To gauge the effectiveness of our proposed approach, we use the dataset from SNAP-BATNET [14] which consists of 34, 306 tweets with 3, 984 of them suicidal ideations. For each of these users, the tweet timelines were also collected to create the set of historical tweets. 10-fold stratified cross-validation was employed to evaluate models on each of the 10 train-val splits. The hyper parameters for the temporal weighted combination were tuned using a grid search over the grid \(\alpha =\{0.1, 0.5, 1.0\}\), \(\beta = \{0, 0.01, 0.1, 1\}\), \(U = \{1, 2 ..., 7\}\) yielding \(\alpha = 0.5, \beta = 1, U = 7\). \(t_0\) was assigned to time series points with values equal to \(argmax (|\mu |)_i\).

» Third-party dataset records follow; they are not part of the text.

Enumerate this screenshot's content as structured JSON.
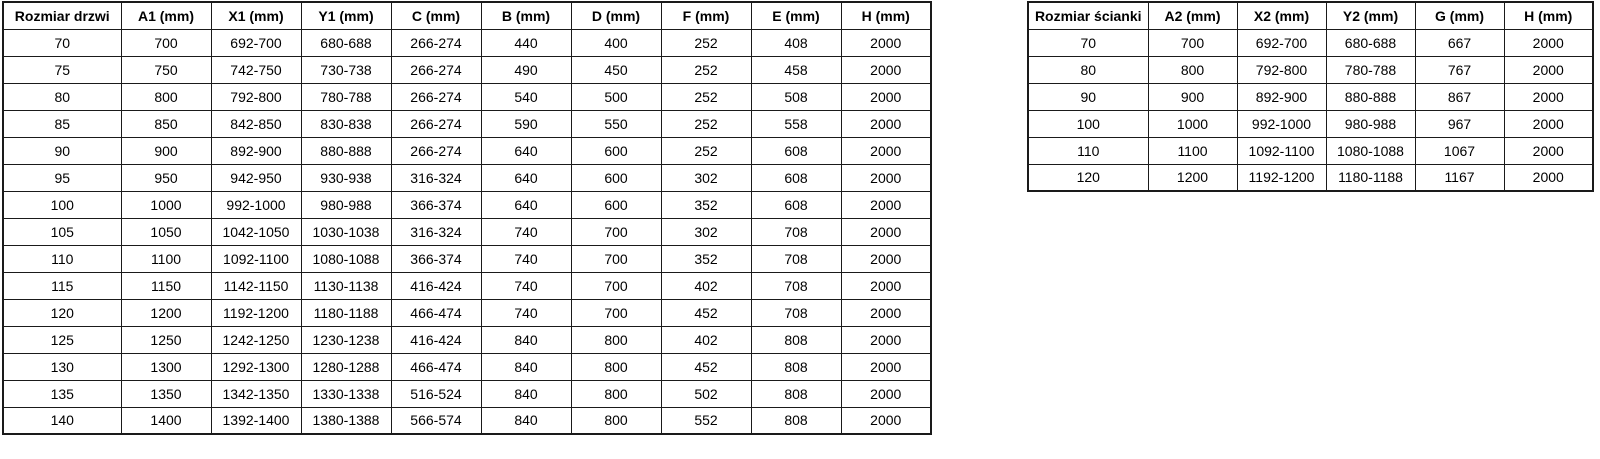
{
  "page": {
    "background_color": "#ffffff",
    "text_color": "#000000",
    "border_color": "#1a1a1a"
  },
  "door_table": {
    "headers": [
      "Rozmiar drzwi",
      "A1 (mm)",
      "X1 (mm)",
      "Y1 (mm)",
      "C (mm)",
      "B (mm)",
      "D (mm)",
      "F (mm)",
      "E (mm)",
      "H (mm)"
    ],
    "rows": [
      [
        "70",
        "700",
        "692-700",
        "680-688",
        "266-274",
        "440",
        "400",
        "252",
        "408",
        "2000"
      ],
      [
        "75",
        "750",
        "742-750",
        "730-738",
        "266-274",
        "490",
        "450",
        "252",
        "458",
        "2000"
      ],
      [
        "80",
        "800",
        "792-800",
        "780-788",
        "266-274",
        "540",
        "500",
        "252",
        "508",
        "2000"
      ],
      [
        "85",
        "850",
        "842-850",
        "830-838",
        "266-274",
        "590",
        "550",
        "252",
        "558",
        "2000"
      ],
      [
        "90",
        "900",
        "892-900",
        "880-888",
        "266-274",
        "640",
        "600",
        "252",
        "608",
        "2000"
      ],
      [
        "95",
        "950",
        "942-950",
        "930-938",
        "316-324",
        "640",
        "600",
        "302",
        "608",
        "2000"
      ],
      [
        "100",
        "1000",
        "992-1000",
        "980-988",
        "366-374",
        "640",
        "600",
        "352",
        "608",
        "2000"
      ],
      [
        "105",
        "1050",
        "1042-1050",
        "1030-1038",
        "316-324",
        "740",
        "700",
        "302",
        "708",
        "2000"
      ],
      [
        "110",
        "1100",
        "1092-1100",
        "1080-1088",
        "366-374",
        "740",
        "700",
        "352",
        "708",
        "2000"
      ],
      [
        "115",
        "1150",
        "1142-1150",
        "1130-1138",
        "416-424",
        "740",
        "700",
        "402",
        "708",
        "2000"
      ],
      [
        "120",
        "1200",
        "1192-1200",
        "1180-1188",
        "466-474",
        "740",
        "700",
        "452",
        "708",
        "2000"
      ],
      [
        "125",
        "1250",
        "1242-1250",
        "1230-1238",
        "416-424",
        "840",
        "800",
        "402",
        "808",
        "2000"
      ],
      [
        "130",
        "1300",
        "1292-1300",
        "1280-1288",
        "466-474",
        "840",
        "800",
        "452",
        "808",
        "2000"
      ],
      [
        "135",
        "1350",
        "1342-1350",
        "1330-1338",
        "516-524",
        "840",
        "800",
        "502",
        "808",
        "2000"
      ],
      [
        "140",
        "1400",
        "1392-1400",
        "1380-1388",
        "566-574",
        "840",
        "800",
        "552",
        "808",
        "2000"
      ]
    ]
  },
  "wall_table": {
    "headers": [
      "Rozmiar ścianki",
      "A2 (mm)",
      "X2 (mm)",
      "Y2 (mm)",
      "G (mm)",
      "H (mm)"
    ],
    "rows": [
      [
        "70",
        "700",
        "692-700",
        "680-688",
        "667",
        "2000"
      ],
      [
        "80",
        "800",
        "792-800",
        "780-788",
        "767",
        "2000"
      ],
      [
        "90",
        "900",
        "892-900",
        "880-888",
        "867",
        "2000"
      ],
      [
        "100",
        "1000",
        "992-1000",
        "980-988",
        "967",
        "2000"
      ],
      [
        "110",
        "1100",
        "1092-1100",
        "1080-1088",
        "1067",
        "2000"
      ],
      [
        "120",
        "1200",
        "1192-1200",
        "1180-1188",
        "1167",
        "2000"
      ]
    ]
  }
}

Table 2. Performance analysis
Fig. 1.
figure 1

Analysis of historical behaviour of users in a community over time

5 Results and Ablation Analysis

The ablation study of experimented features presented in Table 2 highlights the significance of temporal features extracted from social media in suicide ideation risk assessment. Temporal GCN provides a substantial gain over text in prediction confidence due to the user interactions. Additionally, it is interesting to observe the ability of the GCN model to better represent historical suicidal signals in comparison to naive historical and textual features to a sufficient degree. Empirically, temporal features help suppress false positives induced by text classifiers that try to overfit on the presence of anecdotal suicidal phrases such as “kill me...hahaha !!” that may be considered as noise in non-suicidal text. The most optimal weights for temporal signal modeling Text + Builtup + Episodic + Surprise were derived to be 0.52, 0.04, 0.04 and 0.32 through cross-validation experiments.

Figure 1 elucidates the impact of including psychological contextual cues on a small sample of connected users from the test dataset. It is evident from the historic trends of Users B and C that they follow a nearly episodic nature with scattered surprises. Analysing the trend plots for Users A and D reveals an inverse build-up thereby demonstrating that there can be either a positive or negative build-up in the suicidal intent of users. All these aspects when captured by our model has led to a statistically significant increase in the model’s performance.

6 Conclusion

In spite of high importance of suicidal ideation identification on social media, little research has focused on looking beyond linguistic patterns. Through our work, we demonstrate that user interactions and past user behaviour are strong indicators of a potentially concerning mental state of online users. In this study, employing both qualitative and quantitative methods, we address this gap by investigating the impact of augmenting text based suicidal ideation detection models with contextual cues based on historical tweeting behavior and social media engagement.